IV. OPINION OF THE SUPERVISORY COMMITTEE REGARDING THE MANAGEMENT AND USE OF THE FUNDS RAISED BY THE COMPANY

The Supervisory Committee supervised the use of the funds raised during the reporting period, and is of the following opinion: The Company managed and used the funds raised strictly in compliance with the requirements under Measures for the Management of Funds Raised at CRRC Corporation Limited, the actual allocation of the funds raised was compliant with the stipulations of the PRC’s relevant laws and regulations as well as the Articles of Association, and there was no act which undermined the interests of the Company or its Shareholders.

The Supervisory Committee will continue to supervise and inspect the progress regarding the use of the funds raised.

V. OPINION OF THE SUPERVISORY COMMITTEE REGARDING THE ACQUISITION AND DISPOSAL OF ASSETS BY THE COMPANY

During the reporting period, the Company made reasonable pricing decisions and conducted its asset acquisition or disposal according to lawful procedures, and there were no circumstances in which the Company’s assets were lost or the interests of its Shareholders were undermined.

—51— ANNEX B 2015 WORK REPORT OF THE SUPERVISORY COMMITTEE

VI. OPINION OF THE SUPERVISORY COMMITTEE REGARDING THE STATUS OF THE COMPANY’S CONNECTED TRANSACTIONS

The Supervisory Committee conducted supervision over the Company’s connected transactions which occurred during the reporting period, and is of the following opinion: In relation to all of the Company’s related party transactions, the Company strictly followed such laws and regulations as the Company Law, the Securities Law, the listing rules of the place where the Company’s shares are listed as well as stipulations in the Articles of Association and Management Measures on Connected Transactions of CRRC Corporation Limited, and such connected transactions were entered into upon sufficient discussion and investigation and prudent decision-making by the Board and management of the Company, where pricing was determined in accordance with the principles such as government pricing and fair market pricing which did not violate the principles of openness, fairness and impartiality and nor were the interests of the Company or its minority shareholders undermined.

VII. OPINION OF THE SUPERVISORY COMMITTEE REGARDING EVALUATION OF THE COMPANY’S INTERNAL CONTROL

Upon review of the Assessment Report on Internal Control of CRRC Corporation Limited for 2015, the Supervisory Committee had no objections to the report.

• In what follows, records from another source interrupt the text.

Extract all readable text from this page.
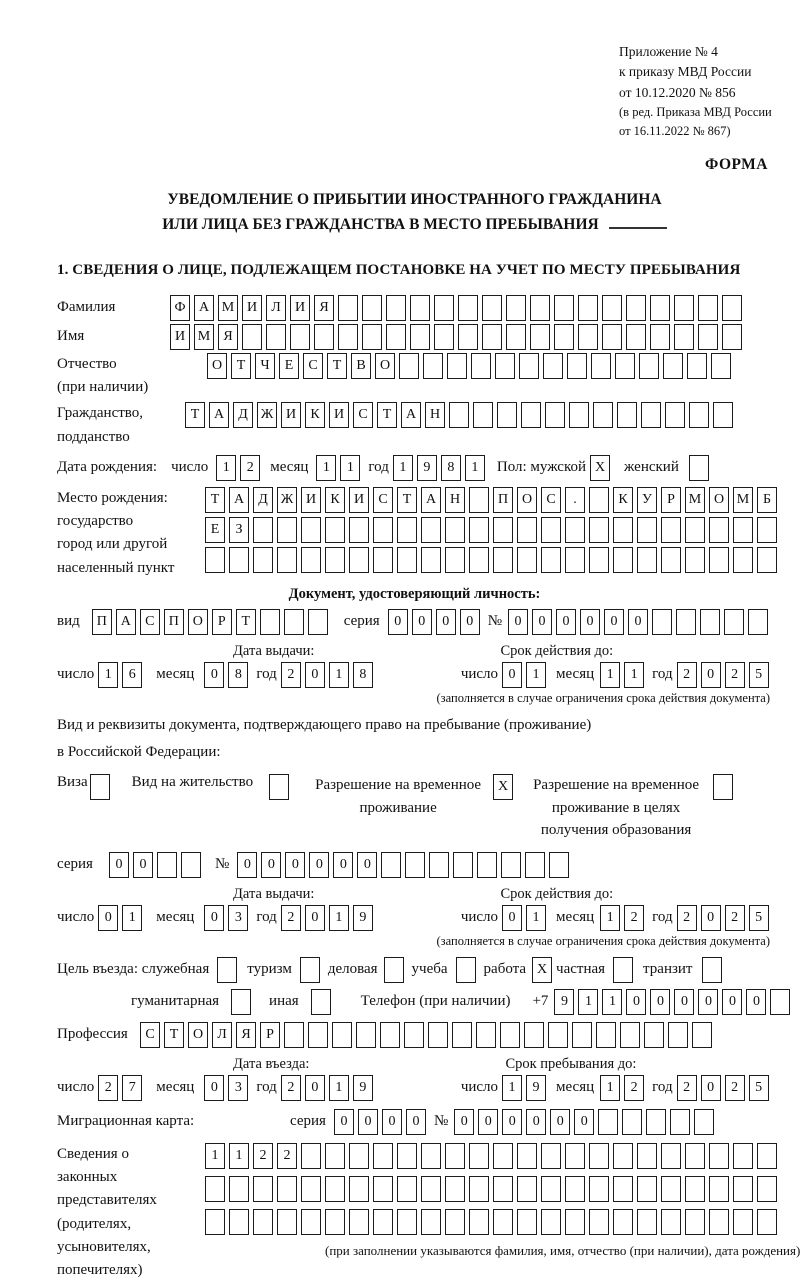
Приложение № 4
к приказу МВД России
от 10.12.2020 № 856
(в ред. Приказа МВД России
от 16.11.2022 № 867)
ФОРМА
УВЕДОМЛЕНИЕ О ПРИБЫТИИ ИНОСТРАННОГО ГРАЖДАНИНА
ИЛИ ЛИЦА БЕЗ ГРАЖДАНСТВА В МЕСТО ПРЕБЫВАНИЯ
1. СВЕДЕНИЯ О ЛИЦЕ, ПОДЛЕЖАЩЕМ ПОСТАНОВКЕ НА УЧЕТ ПО МЕСТУ ПРЕБЫВАНИЯ
Фамилия	Ф А М И	Л	И	Я
Имя	И М Я
Отчество
(при наличии)
О	Т	Ч	Е	С	Т	В	О
Гражданство,
подданство
Т	А	Д Ж И	К	И	С	Т	А Н
Дата рождения: число	1	2	месяц	1	1 год 1	9	8	1	Пол: мужской X	женский
Место рождения:
государство
город или другой
населенный пункт
Т	А	Д Ж И	К	И	С	Т	А Н	П О	С	.	К	У	Р М О М Б
Е	З
Документ, удостоверяющий личность:
вид	П А	С	П О	Р	Т	серия	0	0	0	0 № 0	0	0	0	0	0
Дата выдачи:	Срок действия до:
число 1	6	месяц	0	8 год 2	0	1	8	число 0	1	месяц 1	1 год 2	0	2	5
(заполняется в случае ограничения срока действия документа)
Вид и реквизиты документа, подтверждающего право на пребывание (проживание)
в Российской Федерации:
Виза	Вид на жительство	Разрешение на временное
проживание
X	Разрешение на временное
проживание в целях
получения образования
серия	0	0	№	0	0	0	0	0	0
Дата выдачи:	Срок действия до:
число 0	1	месяц	0	3 год 2	0	1	9	число 0	1	месяц 1	2 год 2	0	2	5
(заполняется в случае ограничения срока действия документа)
Цель въезда: служебная	туризм деловая учеба работа X частная	транзит
гуманитарная	иная	Телефон (при наличии) +7 9	1	1	0	0	0	0	0	0
Профессия	С	Т	О	Л	Я	Р
Дата въезда:	Срок пребывания до:
число 2	7	месяц	0	3 год 2	0	1	9	число 1	9	месяц 1	2 год 2	0	2	5
Миграционная карта:	серия	0	0	0	0 № 0	0	0	0	0	0
Сведения о
законных
представителях
(родителях,
усыновителях,
попечителях)
1	1	2	2
(при заполнении указываются фамилия, имя, отчество (при наличии), дата рождения)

Deloitte Touche Tohmatsu Certified Public Accountants LLP (Special General Partnership) performed an audit on the Company’s internal control for 2015 and issued a standard unqualified audit report, and was of the opinion that the Company had in all material respects maintained effective internal control over its financial reporting in accordance with the Basic Standards for Enterprise Internal Control and the relevant requirements as at 31 December 2015.

In 2016, the Supervisory Committee will continue to diligently perform its duties and various tasks strictly in accordance with the Company Law, the Articles of Association and other relevant requirements.